Did Henry have sexual problems? In 38 years he slept, over a period of time, with eight women, including both wives and known mistresses. Only four of the eight conceived and produced healthy children, one for each of four women – Katherine, Anne, Elizabeth Blount and Jane Seymour. Other pregnancies ended in stillbirth, miscarriage or death in the first few days of life.

It certainly raises the possibility that Henry was the root cause of his lack of heirs. It seems clear venereal disease was not to blame, as is sometimes suggested. His medical history and treatments are most unlike those of Francis of France, who definitely had the pox. There are no payments in the household accounts for the particular medications in use at that time for such a complaint. The so called syphilitic leg ulcer was likely caused by osteomyelitis as a result of an injury in the tilt yard. A seventeen-hands horse in half armour falling on someone is apt to leave an impression and the wound never healed satisfactorily. It caused Henry massive pain when abscesses formed deep in the bone.

Medical knowledge of the time could not deal successfully with such an injury. He never rode to the joust again, and increasing immobility coupled with a huge appetite led to an ominous weight gain. Pain led to shifting moods plus outbursts of irritation and temper.
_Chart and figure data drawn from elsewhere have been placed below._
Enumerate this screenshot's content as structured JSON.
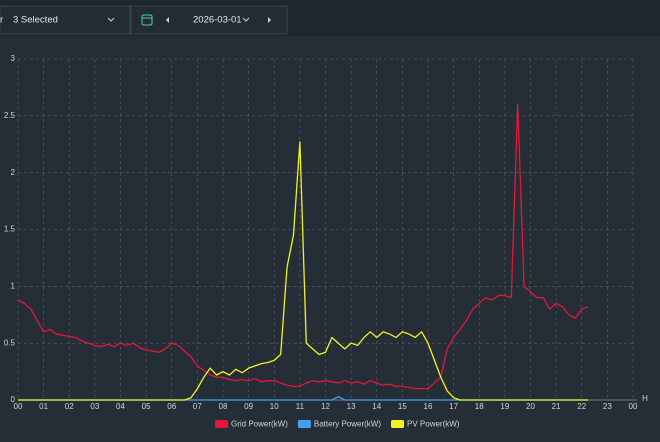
{
  "ui": {
    "filter_prefix": "r",
    "filter_selected": "3 Selected",
    "date": "2026-03-01"
  },
  "chart_data": {
    "type": "line",
    "x_unit": "H",
    "x": [
      0,
      0.25,
      0.5,
      0.75,
      1,
      1.25,
      1.5,
      1.75,
      2,
      2.25,
      2.5,
      2.75,
      3,
      3.25,
      3.5,
      3.75,
      4,
      4.25,
      4.5,
      4.75,
      5,
      5.25,
      5.5,
      5.75,
      6,
      6.25,
      6.5,
      6.75,
      7,
      7.25,
      7.5,
      7.75,
      8,
      8.25,
      8.5,
      8.75,
      9,
      9.25,
      9.5,
      9.75,
      10,
      10.25,
      10.5,
      10.75,
      11,
      11.25,
      11.5,
      11.75,
      12,
      12.25,
      12.5,
      12.75,
      13,
      13.25,
      13.5,
      13.75,
      14,
      14.25,
      14.5,
      14.75,
      15,
      15.25,
      15.5,
      15.75,
      16,
      16.25,
      16.5,
      16.75,
      17,
      17.25,
      17.5,
      17.75,
      18,
      18.25,
      18.5,
      18.75,
      19,
      19.25,
      19.5,
      19.75,
      20,
      20.25,
      20.5,
      20.75,
      21,
      21.25,
      21.5,
      21.75,
      22,
      22.25
    ],
    "series": [
      {
        "name": "Grid Power(kW)",
        "color": "#e5163a",
        "values": [
          0.88,
          0.85,
          0.8,
          0.7,
          0.6,
          0.62,
          0.58,
          0.57,
          0.56,
          0.55,
          0.52,
          0.5,
          0.48,
          0.47,
          0.49,
          0.47,
          0.5,
          0.48,
          0.5,
          0.46,
          0.44,
          0.43,
          0.42,
          0.45,
          0.5,
          0.48,
          0.43,
          0.38,
          0.3,
          0.26,
          0.22,
          0.2,
          0.2,
          0.18,
          0.17,
          0.18,
          0.17,
          0.19,
          0.16,
          0.17,
          0.17,
          0.15,
          0.13,
          0.12,
          0.12,
          0.15,
          0.17,
          0.16,
          0.17,
          0.16,
          0.15,
          0.17,
          0.15,
          0.16,
          0.14,
          0.17,
          0.15,
          0.13,
          0.14,
          0.12,
          0.12,
          0.11,
          0.1,
          0.1,
          0.1,
          0.15,
          0.2,
          0.45,
          0.55,
          0.62,
          0.7,
          0.8,
          0.85,
          0.9,
          0.88,
          0.92,
          0.92,
          0.9,
          2.6,
          1.0,
          0.95,
          0.9,
          0.9,
          0.8,
          0.85,
          0.82,
          0.75,
          0.72,
          0.8,
          0.82
        ]
      },
      {
        "name": "Battery Power(kW)",
        "color": "#3ea3f0",
        "values": [
          0,
          0,
          0,
          0,
          0,
          0,
          0,
          0,
          0,
          0,
          0,
          0,
          0,
          0,
          0,
          0,
          0,
          0,
          0,
          0,
          0,
          0,
          0,
          0,
          0,
          0,
          0,
          0,
          0,
          0,
          0,
          0,
          0,
          0,
          0,
          0,
          0,
          0,
          0,
          0,
          0,
          0,
          0,
          0,
          0,
          0,
          0,
          0,
          0,
          0,
          0.03,
          0,
          0,
          0,
          0,
          0,
          0,
          0,
          0,
          0,
          0,
          0,
          0,
          0,
          0,
          0,
          0,
          0,
          0,
          0,
          0,
          0,
          0,
          0,
          0,
          0,
          0,
          0,
          0,
          0,
          0,
          0,
          0,
          0,
          0,
          0,
          0,
          0,
          0,
          0
        ]
      },
      {
        "name": "PV Power(kW)",
        "color": "#f3f320",
        "values": [
          0,
          0,
          0,
          0,
          0,
          0,
          0,
          0,
          0,
          0,
          0,
          0,
          0,
          0,
          0,
          0,
          0,
          0,
          0,
          0,
          0,
          0,
          0,
          0,
          0,
          0,
          0,
          0.02,
          0.1,
          0.2,
          0.28,
          0.22,
          0.25,
          0.22,
          0.27,
          0.24,
          0.28,
          0.3,
          0.32,
          0.33,
          0.35,
          0.4,
          1.17,
          1.45,
          2.27,
          0.5,
          0.45,
          0.4,
          0.42,
          0.55,
          0.5,
          0.45,
          0.5,
          0.48,
          0.55,
          0.6,
          0.55,
          0.6,
          0.58,
          0.55,
          0.6,
          0.58,
          0.55,
          0.6,
          0.5,
          0.35,
          0.2,
          0.08,
          0.02,
          0,
          0,
          0,
          0,
          0,
          0,
          0,
          0,
          0,
          0,
          0,
          0,
          0,
          0,
          0,
          0,
          0,
          0,
          0,
          0,
          0
        ]
      }
    ],
    "xlim": [
      0,
      24
    ],
    "xticks": [
      {
        "value": 0,
        "label": "00"
      },
      {
        "value": 1,
        "label": "01"
      },
      {
        "value": 2,
        "label": "02"
      },
      {
        "value": 3,
        "label": "03"
      },
      {
        "value": 4,
        "label": "04"
      },
      {
        "value": 5,
        "label": "05"
      },
      {
        "value": 6,
        "label": "06"
      },
      {
        "value": 7,
        "label": "07"
      },
      {
        "value": 8,
        "label": "08"
      },
      {
        "value": 9,
        "label": "09"
      },
      {
        "value": 10,
        "label": "10"
      },
      {
        "value": 11,
        "label": "11"
      },
      {
        "value": 12,
        "label": "12"
      },
      {
        "value": 13,
        "label": "13"
      },
      {
        "value": 14,
        "label": "14"
      },
      {
        "value": 15,
        "label": "15"
      },
      {
        "value": 16,
        "label": "16"
      },
      {
        "value": 17,
        "label": "17"
      },
      {
        "value": 18,
        "label": "18"
      },
      {
        "value": 19,
        "label": "19"
      },
      {
        "value": 20,
        "label": "20"
      },
      {
        "value": 21,
        "label": "21"
      },
      {
        "value": 22,
        "label": "22"
      },
      {
        "value": 23,
        "label": "23"
      },
      {
        "value": 24,
        "label": "00"
      }
    ],
    "ylim": [
      0,
      3
    ],
    "yticks": [
      0,
      0.5,
      1,
      1.5,
      2,
      2.5,
      3
    ],
    "grid": true
  }
}
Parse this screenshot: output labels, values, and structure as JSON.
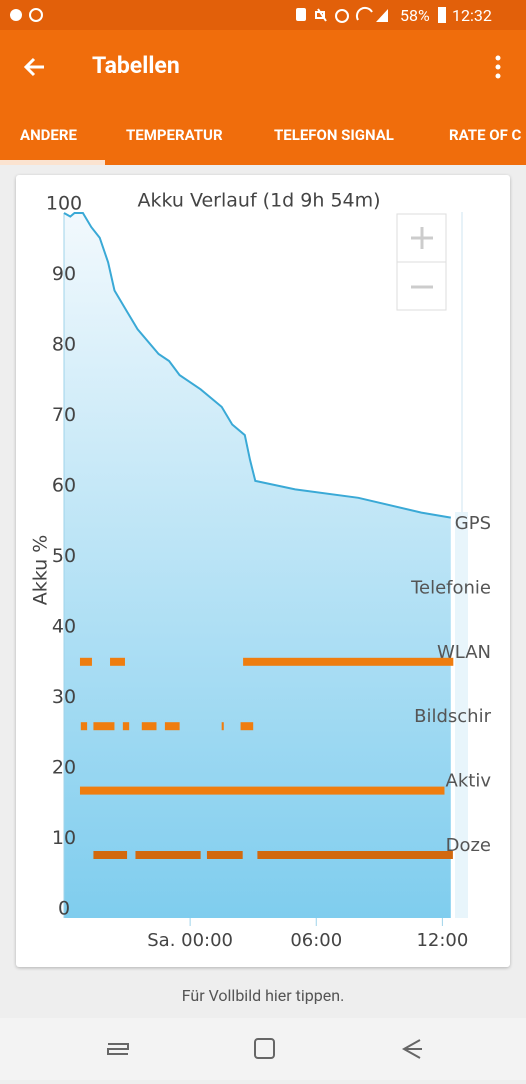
{
  "status_bar": {
    "battery": "58%",
    "time": "12:32"
  },
  "app_bar": {
    "title": "Tabellen"
  },
  "tabs": [
    "ANDERE",
    "TEMPERATUR",
    "TELEFON SIGNAL",
    "RATE OF C"
  ],
  "chart_data": {
    "type": "line",
    "title": "Akku Verlauf (1d 9h 54m)",
    "y_label": "Akku %",
    "x": [
      -6,
      -5.7,
      -5.5,
      -5.1,
      -4.7,
      -4.3,
      -3.9,
      -3.6,
      -3.0,
      -2.5,
      -1.5,
      -1.0,
      -0.5,
      0.5,
      1.5,
      2.0,
      2.6,
      2.85,
      3.1,
      5,
      8,
      11,
      12.4
    ],
    "series": [
      {
        "color": "#3aa9d6",
        "values": [
          100,
          99.5,
          100,
          100,
          98,
          96.5,
          93,
          89,
          86,
          83.5,
          80,
          79,
          77,
          75,
          72.5,
          70,
          68.5,
          65,
          62,
          60.8,
          59.6,
          57.5,
          56.8
        ]
      }
    ],
    "xlim": [
      -6,
      12.6
    ],
    "xticks": [
      {
        "value": 0,
        "label": "Sa. 00:00"
      },
      {
        "value": 6,
        "label": "06:00"
      },
      {
        "value": 12,
        "label": "12:00"
      }
    ],
    "ylim": [
      0,
      100
    ],
    "yticks": [
      0,
      10,
      20,
      30,
      40,
      50,
      60,
      70,
      80,
      90,
      100
    ],
    "lanes": [
      {
        "name": "GPS",
        "color": "#ef7d0f",
        "segments": []
      },
      {
        "name": "Telefonie",
        "color": "#ef7d0f",
        "segments": []
      },
      {
        "name": "WLAN",
        "color": "#ef7d0f",
        "segments": [
          [
            -5.24,
            -4.67
          ],
          [
            -3.81,
            -3.1
          ],
          [
            2.52,
            12.52
          ]
        ]
      },
      {
        "name": "Bildschir",
        "color": "#ef7d0f",
        "segments": [
          [
            -5.2,
            -4.9
          ],
          [
            -4.6,
            -3.6
          ],
          [
            -3.2,
            -2.9
          ],
          [
            -2.3,
            -1.6
          ],
          [
            -1.2,
            -0.5
          ],
          [
            1.5,
            1.6
          ],
          [
            2.4,
            3.0
          ]
        ]
      },
      {
        "name": "Aktiv",
        "color": "#ef7d0f",
        "segments": [
          [
            -5.24,
            12.1
          ]
        ]
      },
      {
        "name": "Doze",
        "color": "#d2690e",
        "segments": [
          [
            -4.6,
            -3.0
          ],
          [
            -2.6,
            0.5
          ],
          [
            0.8,
            2.5
          ],
          [
            3.2,
            12.5
          ]
        ]
      }
    ]
  },
  "footer": {
    "hint": "Für Vollbild hier tippen."
  }
}
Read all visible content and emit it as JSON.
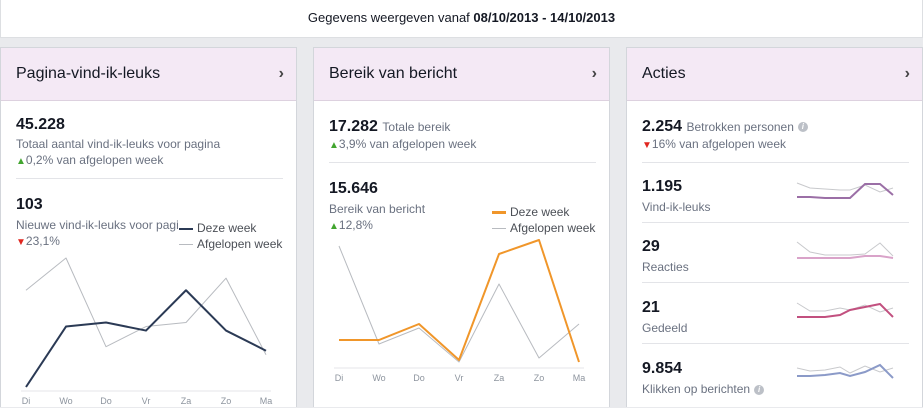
{
  "topbar": {
    "prefix": "Gegevens weergeven vanaf ",
    "range": "08/10/2013 - 14/10/2013"
  },
  "chevron": "›",
  "cards": {
    "likes": {
      "title": "Pagina-vind-ik-leuks",
      "total_value": "45.228",
      "total_label": "Totaal aantal vind-ik-leuks voor pagina",
      "total_change": "0,2%",
      "total_change_suffix": " van afgelopen week",
      "new_value": "103",
      "new_label": "Nieuwe vind-ik-leuks voor pagina",
      "new_change": "23,1%",
      "legend_this": "Deze week",
      "legend_last": "Afgelopen week"
    },
    "reach": {
      "title": "Bereik van bericht",
      "total_value": "17.282",
      "total_label": "Totale bereik",
      "total_change": "3,9%",
      "total_change_suffix": " van afgelopen week",
      "post_value": "15.646",
      "post_label": "Bereik van bericht",
      "post_change": "12,8%",
      "legend_this": "Deze week",
      "legend_last": "Afgelopen week"
    },
    "actions": {
      "title": "Acties",
      "engaged_value": "2.254",
      "engaged_label": "Betrokken personen",
      "engaged_change": "16%",
      "engaged_change_suffix": " van afgelopen week",
      "rows": [
        {
          "value": "1.195",
          "label": "Vind-ik-leuks"
        },
        {
          "value": "29",
          "label": "Reacties"
        },
        {
          "value": "21",
          "label": "Gedeeld"
        },
        {
          "value": "9.854",
          "label": "Klikken op berichten"
        }
      ]
    }
  },
  "colors": {
    "likes_this": "#2b3a55",
    "reach_this": "#f0962a",
    "last_week": "#b8bbc0",
    "up": "#42a52f",
    "down": "#e0261f",
    "spark_purple": "#9b6fa6",
    "spark_pink": "#d9a3c9",
    "spark_magenta": "#c2507f",
    "spark_blue": "#8b9ac8"
  },
  "chart_data": [
    {
      "type": "line",
      "categories": [
        "Di",
        "Wo",
        "Do",
        "Vr",
        "Za",
        "Zo",
        "Ma"
      ],
      "series": [
        {
          "name": "Deze week",
          "values": [
            5,
            20,
            21,
            19,
            29,
            19,
            14
          ]
        },
        {
          "name": "Afgelopen week",
          "values": [
            29,
            37,
            15,
            20,
            21,
            32,
            13
          ]
        }
      ],
      "ylim": [
        5,
        37
      ]
    },
    {
      "type": "line",
      "categories": [
        "Di",
        "Wo",
        "Do",
        "Vr",
        "Za",
        "Zo",
        "Ma"
      ],
      "series": [
        {
          "name": "Deze week",
          "values": [
            1200,
            1200,
            2000,
            200,
            5500,
            6200,
            100
          ]
        },
        {
          "name": "Afgelopen week",
          "values": [
            5900,
            1000,
            1800,
            100,
            4000,
            300,
            2000
          ]
        }
      ],
      "ylim": [
        0,
        6200
      ]
    }
  ]
}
When Anne Boleyn miscarried in July 1534, it probably brought back all the doubts Henry was prey to during his marriage to Katherine. Today we know that anxiety about virility can lead to loss of potency, and he must surely have suspected, deep down, that he was the problem. A wife who produces no sign of pregnancy is one thing, but a wife who becomes pregnant but produces weak and sickly children is another thing again. Henry would know, as would his courtiers, of families where in-breeding produced deformities. They would also know of infertile stallions and bulls. From there it was a small step to the obvious conclusion.
It was more than a year before Anne was pregnant again.
At George Boleyn’s trial, he was asked if his sister, Anne, had told him that the King was unable to attain or sustain an erection. They say that the question was written, and the fact that George answered verbally ensured that he was executed.

Anna of Cleves may not have been Henry’s type, as we say these days, but his reluctance to bed her suggests his at least partial impotence. More conclusive is the fact that Mary Boleyn and Katherine Parr became pregnant the moment they married and bedded other men.


If Catherine’s dalliance with Culpepper had led to pregnancy, Henry might have feared that his son would not inherit the crown of England. The Tudors systematically ridded themselves of all Plantagenet heirs to keep their throne secure. Henry couldn’t take the risk of a Culpepper bastard ousting his son. Nor could he face the public shame of Catherine claiming she carried another man’s son...she had to go.